The Inn Keeper laid awake for a while, listening to the wind and rain outside. An owl hooted, bad temperedly, somewhere in the bright moonlit night. Further up the valley a fox barked, softly, as if in reply. Straining his ears, he could hear the gurgling of the little waterfall at the foot of the valley wall, to the West. Across the yard, the handle on the winch, atop the well, began to squeak as the wind gusted and caught its dangling rope.


The Inn Keeper leaned up on his elbow and blew out the candle on the bedside stand. It extinguished with a little flutter and he watched the glowing red tip of the wick appear to hover in the air for a few moments, before it winked out.


Leaning back into the pillows, he looked up at the wall, studying the constantly changing patterns thrown by the moonlight shining through the rain on the window pane. The light was, at one moment, pale yellow, and then – the next – a ghostly white.
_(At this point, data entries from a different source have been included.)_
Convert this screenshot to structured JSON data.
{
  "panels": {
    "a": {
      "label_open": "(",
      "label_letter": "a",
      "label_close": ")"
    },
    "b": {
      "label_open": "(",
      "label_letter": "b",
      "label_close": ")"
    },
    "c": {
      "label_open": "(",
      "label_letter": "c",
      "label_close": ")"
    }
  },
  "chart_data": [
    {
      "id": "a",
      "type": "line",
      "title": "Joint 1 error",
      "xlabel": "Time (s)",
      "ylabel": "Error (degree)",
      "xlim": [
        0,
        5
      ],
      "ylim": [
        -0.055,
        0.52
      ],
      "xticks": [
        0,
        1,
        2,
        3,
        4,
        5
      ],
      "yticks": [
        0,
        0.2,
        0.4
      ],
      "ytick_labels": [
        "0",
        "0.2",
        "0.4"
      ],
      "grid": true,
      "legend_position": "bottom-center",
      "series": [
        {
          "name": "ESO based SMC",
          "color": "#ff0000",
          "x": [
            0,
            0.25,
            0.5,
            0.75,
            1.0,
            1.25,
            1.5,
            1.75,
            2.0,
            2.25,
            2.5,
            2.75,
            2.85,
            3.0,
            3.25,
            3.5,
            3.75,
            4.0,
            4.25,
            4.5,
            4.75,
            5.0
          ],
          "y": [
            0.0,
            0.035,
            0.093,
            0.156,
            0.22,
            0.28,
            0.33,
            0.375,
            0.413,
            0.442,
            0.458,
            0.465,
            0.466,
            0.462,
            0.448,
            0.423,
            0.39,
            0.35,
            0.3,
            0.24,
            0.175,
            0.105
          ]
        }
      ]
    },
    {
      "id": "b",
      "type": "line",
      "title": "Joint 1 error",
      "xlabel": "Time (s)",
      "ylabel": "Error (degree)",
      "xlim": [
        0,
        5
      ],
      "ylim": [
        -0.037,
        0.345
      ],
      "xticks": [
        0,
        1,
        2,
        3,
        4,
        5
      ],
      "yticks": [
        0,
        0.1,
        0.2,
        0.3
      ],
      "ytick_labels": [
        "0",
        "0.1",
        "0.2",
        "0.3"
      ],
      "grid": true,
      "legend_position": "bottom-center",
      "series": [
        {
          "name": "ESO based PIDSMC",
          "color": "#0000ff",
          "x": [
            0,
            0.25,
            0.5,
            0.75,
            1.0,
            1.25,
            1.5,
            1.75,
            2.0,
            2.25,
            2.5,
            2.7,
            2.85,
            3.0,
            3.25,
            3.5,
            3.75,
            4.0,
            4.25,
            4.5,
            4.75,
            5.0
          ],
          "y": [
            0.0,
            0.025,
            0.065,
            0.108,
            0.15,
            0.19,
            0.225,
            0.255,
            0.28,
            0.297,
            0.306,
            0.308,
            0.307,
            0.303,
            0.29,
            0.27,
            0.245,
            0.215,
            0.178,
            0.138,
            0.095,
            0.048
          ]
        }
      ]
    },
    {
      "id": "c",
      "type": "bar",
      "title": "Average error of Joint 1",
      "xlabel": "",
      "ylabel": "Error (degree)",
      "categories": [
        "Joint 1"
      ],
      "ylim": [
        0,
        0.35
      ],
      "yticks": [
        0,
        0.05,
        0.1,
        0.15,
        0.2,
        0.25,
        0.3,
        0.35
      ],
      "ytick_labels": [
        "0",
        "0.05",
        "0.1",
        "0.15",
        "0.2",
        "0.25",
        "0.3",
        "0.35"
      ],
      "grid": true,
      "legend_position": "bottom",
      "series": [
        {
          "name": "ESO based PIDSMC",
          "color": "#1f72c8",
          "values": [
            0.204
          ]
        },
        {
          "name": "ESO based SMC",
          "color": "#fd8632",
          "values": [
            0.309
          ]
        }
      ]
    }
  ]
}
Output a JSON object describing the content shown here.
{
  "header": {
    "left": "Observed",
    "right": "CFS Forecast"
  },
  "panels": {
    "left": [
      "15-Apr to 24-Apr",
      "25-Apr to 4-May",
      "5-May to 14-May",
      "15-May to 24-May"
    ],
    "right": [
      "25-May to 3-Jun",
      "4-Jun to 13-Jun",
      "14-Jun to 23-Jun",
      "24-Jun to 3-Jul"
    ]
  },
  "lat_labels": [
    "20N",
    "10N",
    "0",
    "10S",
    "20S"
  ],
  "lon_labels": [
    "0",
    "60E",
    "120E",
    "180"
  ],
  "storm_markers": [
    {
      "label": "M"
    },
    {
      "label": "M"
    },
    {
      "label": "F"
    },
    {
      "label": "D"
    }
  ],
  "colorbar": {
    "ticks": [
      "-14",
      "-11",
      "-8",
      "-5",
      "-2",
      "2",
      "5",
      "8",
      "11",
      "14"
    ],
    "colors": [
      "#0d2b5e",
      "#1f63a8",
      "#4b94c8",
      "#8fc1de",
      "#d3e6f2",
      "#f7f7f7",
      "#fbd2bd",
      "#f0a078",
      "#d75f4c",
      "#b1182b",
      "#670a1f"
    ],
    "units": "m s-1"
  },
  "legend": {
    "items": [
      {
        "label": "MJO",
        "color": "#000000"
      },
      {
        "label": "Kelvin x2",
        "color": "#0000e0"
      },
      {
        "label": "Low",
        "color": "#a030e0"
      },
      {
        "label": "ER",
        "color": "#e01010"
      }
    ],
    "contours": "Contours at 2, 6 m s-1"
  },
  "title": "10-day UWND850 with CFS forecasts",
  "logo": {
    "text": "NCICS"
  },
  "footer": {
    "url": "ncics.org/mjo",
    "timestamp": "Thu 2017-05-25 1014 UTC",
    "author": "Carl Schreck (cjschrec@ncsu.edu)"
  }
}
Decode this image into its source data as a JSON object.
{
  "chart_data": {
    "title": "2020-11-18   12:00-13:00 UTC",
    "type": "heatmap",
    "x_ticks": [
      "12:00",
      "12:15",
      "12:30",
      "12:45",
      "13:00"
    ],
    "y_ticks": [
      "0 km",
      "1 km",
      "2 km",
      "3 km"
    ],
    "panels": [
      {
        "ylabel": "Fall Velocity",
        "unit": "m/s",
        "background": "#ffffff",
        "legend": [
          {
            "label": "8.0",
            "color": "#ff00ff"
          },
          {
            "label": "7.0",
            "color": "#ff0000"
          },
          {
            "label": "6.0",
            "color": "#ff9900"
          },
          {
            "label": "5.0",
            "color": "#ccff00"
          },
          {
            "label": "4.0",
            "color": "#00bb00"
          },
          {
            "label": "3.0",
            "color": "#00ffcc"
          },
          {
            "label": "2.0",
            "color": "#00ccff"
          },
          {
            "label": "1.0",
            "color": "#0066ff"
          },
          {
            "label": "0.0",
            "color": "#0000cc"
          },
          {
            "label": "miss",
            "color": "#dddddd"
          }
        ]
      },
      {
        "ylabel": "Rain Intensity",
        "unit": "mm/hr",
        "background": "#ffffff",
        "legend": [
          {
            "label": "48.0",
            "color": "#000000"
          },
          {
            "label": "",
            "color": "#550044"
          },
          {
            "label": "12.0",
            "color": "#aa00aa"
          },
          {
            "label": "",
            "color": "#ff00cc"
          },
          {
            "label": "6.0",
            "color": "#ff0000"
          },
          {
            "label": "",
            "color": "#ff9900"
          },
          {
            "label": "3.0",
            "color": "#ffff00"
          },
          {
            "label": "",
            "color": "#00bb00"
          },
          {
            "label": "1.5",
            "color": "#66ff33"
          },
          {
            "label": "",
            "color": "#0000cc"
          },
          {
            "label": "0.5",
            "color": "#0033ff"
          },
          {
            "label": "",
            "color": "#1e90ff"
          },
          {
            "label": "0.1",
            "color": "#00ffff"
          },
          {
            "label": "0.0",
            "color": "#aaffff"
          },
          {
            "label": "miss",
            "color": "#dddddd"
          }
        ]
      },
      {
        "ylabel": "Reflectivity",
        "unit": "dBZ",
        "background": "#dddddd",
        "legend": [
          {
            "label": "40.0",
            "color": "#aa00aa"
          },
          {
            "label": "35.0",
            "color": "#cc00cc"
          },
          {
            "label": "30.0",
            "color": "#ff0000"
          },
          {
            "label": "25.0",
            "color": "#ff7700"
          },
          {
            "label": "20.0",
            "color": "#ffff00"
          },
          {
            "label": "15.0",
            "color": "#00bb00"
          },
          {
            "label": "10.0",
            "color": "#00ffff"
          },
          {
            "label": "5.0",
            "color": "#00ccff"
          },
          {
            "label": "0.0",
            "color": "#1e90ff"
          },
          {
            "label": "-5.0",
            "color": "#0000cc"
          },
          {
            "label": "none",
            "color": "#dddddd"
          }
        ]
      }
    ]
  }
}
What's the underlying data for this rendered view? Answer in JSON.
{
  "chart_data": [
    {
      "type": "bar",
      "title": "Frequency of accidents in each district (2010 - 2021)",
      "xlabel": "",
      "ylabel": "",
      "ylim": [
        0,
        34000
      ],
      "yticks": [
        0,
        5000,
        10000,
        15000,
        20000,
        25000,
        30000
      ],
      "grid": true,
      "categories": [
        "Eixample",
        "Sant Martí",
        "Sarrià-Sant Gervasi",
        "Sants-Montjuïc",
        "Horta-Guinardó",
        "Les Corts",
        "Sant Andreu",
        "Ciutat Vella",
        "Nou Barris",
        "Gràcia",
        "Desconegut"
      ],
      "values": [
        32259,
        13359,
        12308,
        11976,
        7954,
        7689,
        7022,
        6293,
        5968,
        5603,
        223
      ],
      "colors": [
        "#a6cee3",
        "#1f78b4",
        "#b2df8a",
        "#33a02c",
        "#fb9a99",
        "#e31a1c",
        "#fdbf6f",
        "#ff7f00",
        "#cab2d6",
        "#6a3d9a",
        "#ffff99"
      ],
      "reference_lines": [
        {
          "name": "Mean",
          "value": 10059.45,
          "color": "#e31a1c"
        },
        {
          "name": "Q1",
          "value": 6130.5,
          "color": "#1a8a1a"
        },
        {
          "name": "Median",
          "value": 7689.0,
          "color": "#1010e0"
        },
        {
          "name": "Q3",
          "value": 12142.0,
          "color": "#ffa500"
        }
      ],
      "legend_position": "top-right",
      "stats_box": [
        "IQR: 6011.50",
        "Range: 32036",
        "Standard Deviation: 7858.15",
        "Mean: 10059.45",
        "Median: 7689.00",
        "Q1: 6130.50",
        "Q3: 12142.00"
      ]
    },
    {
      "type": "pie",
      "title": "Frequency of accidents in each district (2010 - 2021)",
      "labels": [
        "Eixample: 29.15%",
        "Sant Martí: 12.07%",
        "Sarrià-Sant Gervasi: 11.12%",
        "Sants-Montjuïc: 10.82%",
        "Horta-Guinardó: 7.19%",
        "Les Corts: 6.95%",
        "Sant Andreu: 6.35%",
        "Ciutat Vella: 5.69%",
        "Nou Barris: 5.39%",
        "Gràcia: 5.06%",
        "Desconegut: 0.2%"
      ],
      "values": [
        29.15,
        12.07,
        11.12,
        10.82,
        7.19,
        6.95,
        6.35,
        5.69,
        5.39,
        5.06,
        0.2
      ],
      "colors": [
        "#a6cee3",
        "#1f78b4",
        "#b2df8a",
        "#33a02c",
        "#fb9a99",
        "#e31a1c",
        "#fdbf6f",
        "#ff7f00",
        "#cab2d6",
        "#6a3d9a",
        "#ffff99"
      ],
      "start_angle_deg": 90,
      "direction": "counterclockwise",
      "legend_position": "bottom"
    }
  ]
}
As he yielded to sleep, his eyelids flickered and reopened a couple of times, before finally closing. His lips began to form a smile as he began to hear the soft, oddly comforting crackling of a fire. Now, in his sleep, he could see the fire on the wall. A friendly patchwork of yellow, orange and red flames was dancing and shimmering from floor to ceiling.


The stranger, across the hall, had brought a warmth to the inn since his arrival a few nights ago. A feeling of peace and tranquillity. A feeling of warmth.


Next to the Inn Keeper, his sleeping wife shared his smile, and gave a little sigh at the beauty of the flames.